Financial Abuse By Crooked Conservators

A conservatorship generally begins when someone petitions the court and represents to a judge that an elderly person is unable to care for their own personal needs and/or manage their finances. A lawyer, elder law attorney, will represent a person, conservator, who will file for a conservatorship in order to help the elderly person pay their bills, buy groceries, attend medical appointments, etc. Unfortunately, many times an unscrupulous conservator singles out an elderly person for the sole purpose of obtaining access to their finances and then depleting the estate.

This often occurs because the conservatee (elderly person) has some form of dementia, short/long term memory loss, and is just too weak physically and mentally to object to the establishment of a conservatorship. Family and friends may not be aware of the elderly persons needs, and are therefore not available to offer assistance.

What is needed is for someone to step up to the plate and inform the court, on behalf of the elderly person, that a conservatorship may not be necessary and that other alternative options are available in order to handle the elderly person’s finances and medical needs. Always, a conservatorship should be a last resort and all possible alternatives should be explored that can provide for the elder’s needs without court involvement.

In deciding whether or not to establish a conservatorship, the court generally requires that a probate investigator personally meet with the elder for a face-to-face interview, in which the conservatorship proceeding is discussed, the elder is allowed to express his/her opinion as to whether they wish to have a conservatorship imposed upon them, and then a recommendation is made to the court.

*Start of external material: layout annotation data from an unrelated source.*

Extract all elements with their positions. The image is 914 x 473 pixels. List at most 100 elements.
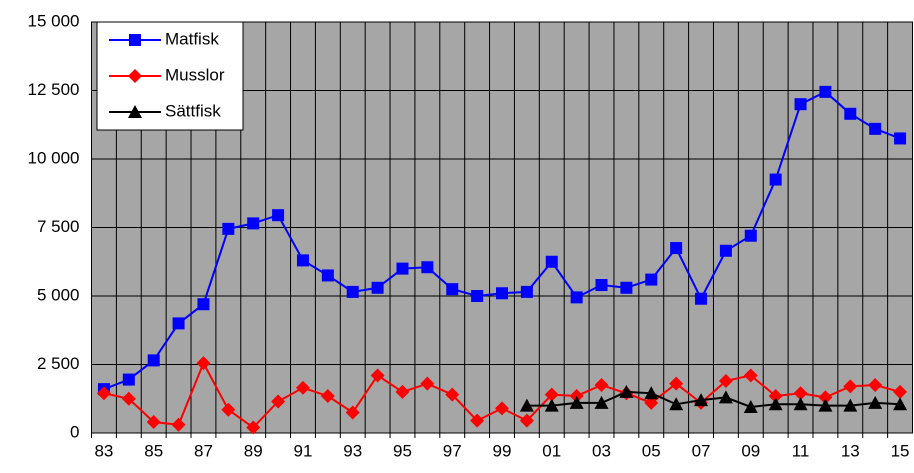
y-tick-label: 12 500 [28, 80, 80, 99]
x-tick-label: 97 [443, 441, 462, 460]
x-tick-label: 93 [343, 441, 362, 460]
marker [345, 405, 360, 420]
marker [272, 209, 285, 222]
marker [793, 386, 808, 401]
marker [793, 397, 808, 411]
x-tick-label: 09 [741, 441, 760, 460]
marker [570, 291, 583, 304]
x-tick-label: 15 [891, 441, 910, 460]
x-tick-label: 85 [144, 441, 163, 460]
marker [669, 376, 684, 391]
marker [744, 229, 757, 242]
marker [620, 281, 633, 294]
marker [146, 415, 161, 430]
marker [893, 384, 908, 399]
x-tick-label: 87 [194, 441, 213, 460]
marker [197, 298, 210, 311]
marker [246, 420, 261, 435]
legend-label: Musslor [165, 65, 225, 84]
marker [893, 397, 908, 411]
x-tick-label: 91 [294, 441, 313, 460]
plot-border [91, 21, 913, 434]
y-tick-label: 10 000 [28, 148, 80, 167]
marker [769, 173, 782, 186]
y-tick-label: 0 [70, 422, 79, 441]
marker [171, 417, 186, 432]
marker [271, 394, 286, 409]
marker [818, 390, 833, 405]
marker [296, 254, 309, 267]
x-tick-label: 83 [94, 441, 113, 460]
marker [519, 398, 534, 412]
marker [719, 244, 732, 257]
marker [768, 397, 783, 411]
marker [421, 261, 434, 274]
marker [794, 98, 807, 111]
marker [395, 384, 410, 399]
marker [868, 395, 883, 409]
legend-marker [129, 34, 141, 46]
marker [196, 356, 211, 371]
marker [321, 269, 334, 282]
marker [768, 389, 783, 404]
y-tick-label: 7 500 [37, 217, 80, 236]
marker [496, 287, 508, 300]
marker [569, 395, 584, 409]
marker [122, 373, 135, 386]
marker [471, 290, 484, 302]
marker [470, 413, 485, 428]
x-tick-label: 13 [841, 441, 860, 460]
marker [818, 398, 833, 412]
marker [594, 395, 609, 409]
marker [718, 390, 733, 404]
x-tick-label: 07 [692, 441, 711, 460]
marker [446, 283, 459, 296]
y-tick-label: 2 500 [37, 354, 80, 373]
marker [743, 399, 758, 413]
x-tick-label: 03 [592, 441, 611, 460]
marker [147, 354, 160, 367]
series-line [526, 390, 901, 408]
marker [295, 380, 310, 395]
marker [544, 387, 559, 402]
marker [172, 317, 185, 330]
marker [695, 292, 708, 305]
marker [619, 384, 634, 398]
marker [843, 398, 858, 412]
marker [495, 401, 509, 416]
x-tick-label: 89 [244, 441, 263, 460]
marker [843, 379, 858, 394]
marker [445, 387, 460, 402]
marker [819, 85, 832, 98]
y-tick-label: 15 000 [28, 11, 80, 30]
y-tick-label: 5 000 [37, 285, 80, 304]
marker [670, 242, 683, 255]
marker [96, 386, 111, 401]
legend-label: Matfisk [165, 29, 219, 48]
marker [894, 132, 907, 145]
marker [694, 393, 709, 407]
marker [645, 273, 658, 286]
legend-marker [128, 69, 142, 83]
marker [844, 107, 857, 120]
x-tick-label: 01 [542, 441, 561, 460]
marker [370, 368, 385, 383]
marker [869, 122, 882, 135]
marker [247, 217, 260, 230]
marker [520, 285, 533, 298]
marker [718, 373, 733, 388]
marker [743, 368, 758, 383]
x-tick-label: 11 [792, 441, 810, 460]
x-tick-label: 99 [493, 441, 512, 460]
x-tick-label: 95 [393, 441, 412, 460]
marker [396, 262, 409, 275]
marker [669, 397, 684, 411]
x-tick-label: 05 [642, 441, 661, 460]
marker [371, 281, 384, 294]
marker [545, 255, 558, 268]
legend-label: Sättfisk [165, 101, 221, 120]
marker [420, 376, 435, 391]
marker [868, 378, 883, 393]
legend-marker [128, 105, 142, 118]
marker [644, 386, 659, 400]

These probate investigators fulfill that particular task; however, they generally do not have the time nor the resources to contact available family members or other loved ones to determine whether outside assistance can be provided to meet all of the elder’s needs without establishing a conservatorship. Unfortunately, if the elder (or others) fails to inform the court that feasible alternatives exist (or have not yet been investigated), then the courts often “rubber stamps” the petition and a conservatorship is then established.

Once established, the crooked conservator now has access to all of the elder’s funds. With that authority, the conservator can then hire friends, family members, or others to perform various tasks that may not actually be needed. The new conservator may hire his daughter’s husband (otherwise unemployed and not qualified) to unnecessarily paint the house. Full-time (unneeded) caregiving services may be contracted for, at huge expense, without having first investigated alternatives such as less expensive adult day care centers or the possibility that friends or family members could voluntarily donate some of their time to attend to the elder’s needs.

When an unnecessary conservatorship is established, then the estate of the elder can be quickly depleted. Aside from unnecessary caregiving services, repair and maintenance costs on the home, the elder’s funds are also depleted by the fees charged by the conservator and his/her attorney.

The conservator is required to provide an accounting to the court of all money that has been received and spent. However, unscrupulous conservators will generally take control of elders who have no immediately available friends or family to object to the accounting or the initial establishment of an conservatorship. The court is then left unaware of the rip-off.

Fortunately, crooked conservators can be stopped. It will require that someone step up to the plate and inform the court that alternatives exist to a conservatorship.

For example, if a valid advance health care directive (power of attorney for health care) exists or can be created, then the elder’s agent will have full authority to make health care decisions for the elder.

Similarly, if a valid power of attorney for financial management exists or can be created, then the elder’s agent would have full authority to handle all financial matters. Alternatively, it may be possible to retain a professional (bonded) fiduciary to perform these tasks.

These two steps could avoid the need for a conservatorship, as the elders agent(s) would already have all of the authority that a conservatorship would grant through the court.

Family, friends or other interested persons can go to court and request that the judge appoint an elder law lawyer to represent the elder. That attorney’s task would be to consult with his client, contact friends and family, and explore alternatives to the establishment of a conservatorship.

Again, a conservatorship is a very costly and time-consuming process and should be established only after a conclusion is reached that no viable alternatives exist.

If it has been discovered that a conservatorship was unnecessarily established, or that a conservator has improperly used the elder’s money, then a petition can be filed to request that the judge surcharge the conservator and that the money, wrongfully taken, be returned to the elder’s estate. A bond or surety company, which would have been ordered by the court, will now be responsible for reimbursing the estate if the crooked conservator cannot come up with the money himself/herself.

Of course, the most effective way to protect an elder from a crooked conservator, is to get involved immediately and inform the court that there are specific ways to ensure that the elder’s finances and medical needs can be met without the establishment of a conservatorship. Action must be taken quickly enough, before the conservator has time to deplete money from the estate.

The legal remedy to surcharge the conservator for money improperly spent, is one remedy. But the most effective method to stop these unscrupulous conservators, is to take immediate action the moment a petition is filed (or expected to be filed) with the court.